Of Sunday hikes and sunsets

Caithness is breathtaking.

Sunset in Caithness

We were laughing yesterday that the Scotland map W has imprinted in my head is quite different from the map people generally have. Scotland is often reduced to the biggest, Southern cities: Glasgow and Edinburgh. Or even cities in general. However, I dare to say the best of Scotland is out in its nature and wilderness. I know this can be said about practically any place, but there is so much more to see and experience than the cities: the mountains, the fields, the hills of heather and ferns. The farm houses in the distance and fluffy sheep. The majestic cliffs, raging waves, silly little puffins. Fishing boats. Over 180° horizons. Windy, secluded towns, made of flagstone. Standing stones, cairns – almost mystical, inexplicable history. Castles, too. And VIKINGS.

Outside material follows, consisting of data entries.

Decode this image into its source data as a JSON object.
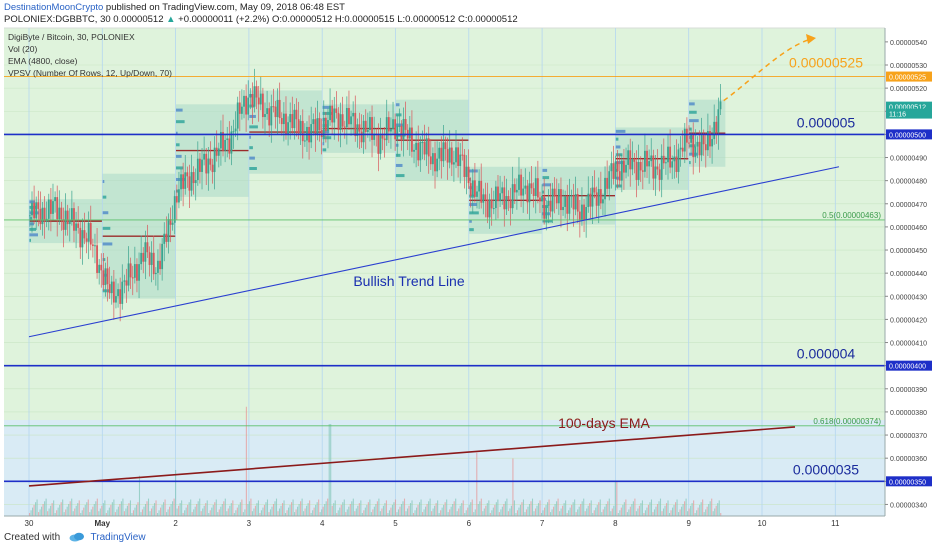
{
  "header": {
    "author": "DestinationMoonCrypto",
    "published": " published on TradingView.com, May 09, 2018 06:48 EST",
    "symbol_line": "POLONIEX:DGBBTC, 30  0.00000512",
    "change": "+0.00000011 (+2.2%)",
    "ohlc": "O:0.00000512  H:0.00000515  L:0.00000512  C:0.00000512"
  },
  "indicators": [
    "DigiByte / Bitcoin, 30, POLONIEX",
    "Vol (20)",
    "EMA (4800, close)",
    "VPSV (Number Of Rows, 12, Up/Down, 70)"
  ],
  "footer": {
    "created_with": "Created with",
    "brand": "TradingView"
  },
  "chart_data": {
    "type": "candlestick",
    "instrument": "DGBBTC",
    "timeframe": "30",
    "x_ticks": [
      "30",
      "May",
      "2",
      "3",
      "4",
      "5",
      "6",
      "7",
      "8",
      "9",
      "10",
      "11"
    ],
    "y_ticks": [
      "0.00000540",
      "0.00000530",
      "0.00000520",
      "0.00000510",
      "0.00000500",
      "0.00000490",
      "0.00000480",
      "0.00000470",
      "0.00000460",
      "0.00000450",
      "0.00000440",
      "0.00000430",
      "0.00000420",
      "0.00000410",
      "0.00000400",
      "0.00000390",
      "0.00000380",
      "0.00000370",
      "0.00000360",
      "0.00000350",
      "0.00000340"
    ],
    "y_range": [
      3.35e-06,
      5.46e-06
    ],
    "price_markers": [
      {
        "label": "0.00000525",
        "value": 5.25e-06,
        "color": "#f7a21b"
      },
      {
        "label": "0.00000512",
        "value": 5.12e-06,
        "color": "#26a69a"
      },
      {
        "label": "11:16",
        "value": 5.09e-06,
        "color": "#26a69a"
      },
      {
        "label": "0.00000500",
        "value": 5e-06,
        "color": "#1e2fc8"
      },
      {
        "label": "0.00000400",
        "value": 4e-06,
        "color": "#1e2fc8"
      },
      {
        "label": "0.00000350",
        "value": 3.5e-06,
        "color": "#1e2fc8"
      }
    ],
    "horizontal_levels": [
      {
        "value": 5e-06,
        "label": "0.000005",
        "color": "#1e2fc8"
      },
      {
        "value": 4e-06,
        "label": "0.000004",
        "color": "#1e2fc8"
      },
      {
        "value": 3.5e-06,
        "label": "0.0000035",
        "color": "#1e2fc8"
      }
    ],
    "target": {
      "value": 5.25e-06,
      "label": "0.00000525",
      "color": "#f7a21b"
    },
    "fibonacci": [
      {
        "ratio_label": "0.5(0.00000463)",
        "value": 4.63e-06
      },
      {
        "ratio_label": "0.618(0.00000374)",
        "value": 3.74e-06
      }
    ],
    "trendlines": [
      {
        "label": "Bullish Trend Line",
        "from": {
          "day": 0.0,
          "value": 4.125e-06
        },
        "to": {
          "day": 11.05,
          "value": 4.86e-06
        },
        "color": "#2a3fd0"
      },
      {
        "label": "100-days EMA",
        "from": {
          "day": 0.0,
          "value": 3.48e-06
        },
        "to": {
          "day": 10.45,
          "value": 3.735e-06
        },
        "color": "#8b1a1a"
      }
    ],
    "price_path": [
      {
        "day": 0.0,
        "value": 4.65e-06
      },
      {
        "day": 0.35,
        "value": 4.68e-06
      },
      {
        "day": 0.55,
        "value": 4.62e-06
      },
      {
        "day": 0.8,
        "value": 4.55e-06
      },
      {
        "day": 1.0,
        "value": 4.4e-06
      },
      {
        "day": 1.1,
        "value": 4.3e-06
      },
      {
        "day": 1.3,
        "value": 4.35e-06
      },
      {
        "day": 1.55,
        "value": 4.48e-06
      },
      {
        "day": 1.75,
        "value": 4.43e-06
      },
      {
        "day": 1.9,
        "value": 4.6e-06
      },
      {
        "day": 2.0,
        "value": 4.75e-06
      },
      {
        "day": 2.2,
        "value": 4.82e-06
      },
      {
        "day": 2.5,
        "value": 4.9e-06
      },
      {
        "day": 2.75,
        "value": 5e-06
      },
      {
        "day": 2.9,
        "value": 5.12e-06
      },
      {
        "day": 3.0,
        "value": 5.18e-06
      },
      {
        "day": 3.15,
        "value": 5.12e-06
      },
      {
        "day": 3.4,
        "value": 5.08e-06
      },
      {
        "day": 3.6,
        "value": 5.05e-06
      },
      {
        "day": 3.8,
        "value": 5e-06
      },
      {
        "day": 4.0,
        "value": 5.05e-06
      },
      {
        "day": 4.2,
        "value": 5.08e-06
      },
      {
        "day": 4.5,
        "value": 5.03e-06
      },
      {
        "day": 4.8,
        "value": 4.98e-06
      },
      {
        "day": 5.0,
        "value": 5.05e-06
      },
      {
        "day": 5.2,
        "value": 4.97e-06
      },
      {
        "day": 5.5,
        "value": 4.9e-06
      },
      {
        "day": 5.8,
        "value": 4.92e-06
      },
      {
        "day": 6.0,
        "value": 4.8e-06
      },
      {
        "day": 6.2,
        "value": 4.7e-06
      },
      {
        "day": 6.5,
        "value": 4.73e-06
      },
      {
        "day": 6.8,
        "value": 4.78e-06
      },
      {
        "day": 7.0,
        "value": 4.7e-06
      },
      {
        "day": 7.3,
        "value": 4.72e-06
      },
      {
        "day": 7.5,
        "value": 4.67e-06
      },
      {
        "day": 7.8,
        "value": 4.75e-06
      },
      {
        "day": 8.0,
        "value": 4.86e-06
      },
      {
        "day": 8.3,
        "value": 4.87e-06
      },
      {
        "day": 8.6,
        "value": 4.86e-06
      },
      {
        "day": 8.8,
        "value": 4.9e-06
      },
      {
        "day": 9.0,
        "value": 4.98e-06
      },
      {
        "day": 9.2,
        "value": 4.93e-06
      },
      {
        "day": 9.35,
        "value": 5.05e-06
      },
      {
        "day": 9.45,
        "value": 5.12e-06
      }
    ],
    "volume_spikes": [
      {
        "day": 1.5,
        "level": 0.35
      },
      {
        "day": 2.0,
        "level": 0.4
      },
      {
        "day": 2.95,
        "level": 0.95
      },
      {
        "day": 4.1,
        "level": 0.8
      },
      {
        "day": 6.1,
        "level": 0.55
      },
      {
        "day": 6.6,
        "level": 0.5
      },
      {
        "day": 8.0,
        "level": 0.3
      },
      {
        "day": 9.45,
        "level": 0.45
      }
    ],
    "annotations": [
      {
        "text": "Bullish Trend Line",
        "color": "#1a2fb0"
      },
      {
        "text": "100-days EMA",
        "color": "#8b1a1a"
      }
    ]
  }
}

The second time I was travelling to Scotland, almost four years ago in April, I took the Caledonian sleeper from London, and I was woken up by the sunrise peeking through the train curtains. The first sight of Scotland I had saw a bright purple, never-ending fields of wild heather, as far as I could see, on both sides of the train. I fell asleep again before the heather fields reached their end. So, let’s have a little reminder of Scottish geography:

map of scotland

There’s plenty North of Glasgow and Edinburgh. I also love Scotland in the winter. Generally not showcased as the best season to visit, I think it has a very particular feel to it during the winter. It emphasises the forces of nature, the wild weather and the wilderness. There’s the foggy darkness in the evening. There are no tourists, no attractions and many areas are just shut down and deserted. It’s windy and quiet. Near the sea, you only hear the sea and maybe the seagulls.

We went on a Sunday afternoon hike to Dorrery (according to Wikipedia, it’s a “small hamlet”) and Ben Dorrery hill.